Despite the constant FUM erosion, AMP NZ remains a major market player as the fourth-largest holder of retail funds, which explains the reported interest from TA Associates (part-owner of Fisher Funds) and Mercer. Both Fisher and Mercer operate KiwiSaver schemes and superannuation master trusts that could’ve absorbed – with a bit of effort – the AMP product set.
AMP NZ also owns the AdviceFirst dealer group (which houses about 30 financial advisers) and employs an in-house advice team of a similar size. Distribution networks, however, are notoriously difficult to value.

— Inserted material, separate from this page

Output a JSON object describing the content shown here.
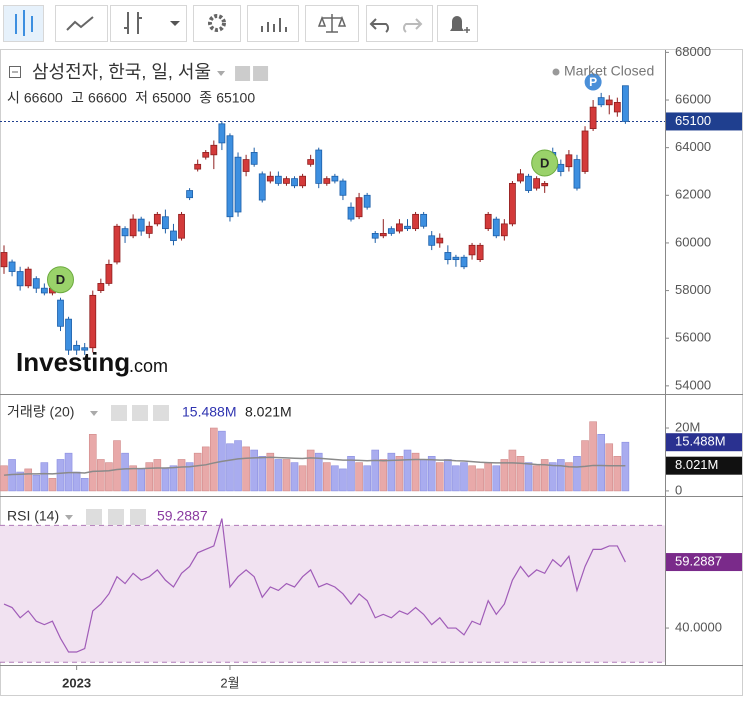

AdviceFirst was originally conceived as a co-operative venture between AMP and underlying advisory businesses, which took equity stakes in the business. AMP NZ now owns over 95 per cent of AdviceFirst with four external firms and the dealer group’s chief, Mark Ennis, holding the remainder.
In February Ennis replaced Peter Chote as AdviceFirst director. Chote was the sole financial adviser on the AdviceFirst board that also includes AMP NZ chief, Blair Vernon, and general counsel, Timothy Pritchard.
Echoing Murray’s AGM speech, Vernon said in a statement that with a sale now off the table, AMP NZ would “focus on existing plans to continue to develop and grow the business locally, including through the ongoing renovation and simplification of products, such as KiwiSaver”.
And the AMP KiwiSaver scheme is one of the more complex in the market, boasting 33 underlying investment choices including offers from rival firms such as Mercer, Nikko, ANZ and ASB. (Mercer is also investment consultant to the AMP schemes).
Regardless of the broad investment choice the bulk of the AMP KiwiSaver money sits in the group’s house-label diversified funds. During the March quarter almost all of the AMP diversified KiwiSaver funds (balanced, growth etc) suffered net loss of members. In total, the AMP KiwiSaver diversified funds saw a net 1,400 or so members exit in the first quarter of 2020.
The March quarter statistics also reveal the scale of volatility-inspired investment de-risking switches: over the period the AMP KiwiSaver cash and conservative funds added a net 974 and 500 members, respectively.
Next month the ASX-listed AMP should complete the sale of its life insurance arm to Resolution Life. Murray told the AGM that while “life insurance played an important role in our history, our business’ future growth lies in wealth management, banking and investment management”.
He said disentangling the life components from AMP Australian superannuation funds, for example, represents one of the largest transfers of its kind “in Australian history”.
In a passionate if tin-eared defence of AMP’s executive latest remuneration plan, which almost 70 per cent of shareholders voted against, Murray said the multi-million dollar pay packages (including $4 million in base salary and short-term rewards for De Ferrari last year) reflected the “scale, complexity and challenges” of transforming the beleaguered AMP. AMP cancelled dividends last year in light of the restructure and client remediation costs incurred post the Australian Royal Commission findings last year.
“Using the health analogy, AMP has suffered multiple complications requiring continuing treatment whilst preparing for major surgery – the excision of the life business,” he said. “In these circumstances in our private lives we would expect out health costs to rise substantially with specialist treatment and we would want to retain the clinicians with best knowledge of our medical history.”
AMP director fees were, however, set to reduce again in 2020 with Murray pushing for his own remuneration to drop from A$850,000 to A$660,000 as of March 1.
The AGM also approved three new AMP directors – Debra Hazelton, Rahoul Chowdry and Michael Sammells – to replace the outgoing Mike Wilkins (who left in February), Peter Varghese and Andrew Harmos.
AMP’s share price closed up about 4 per cent on Friday to A$1.42.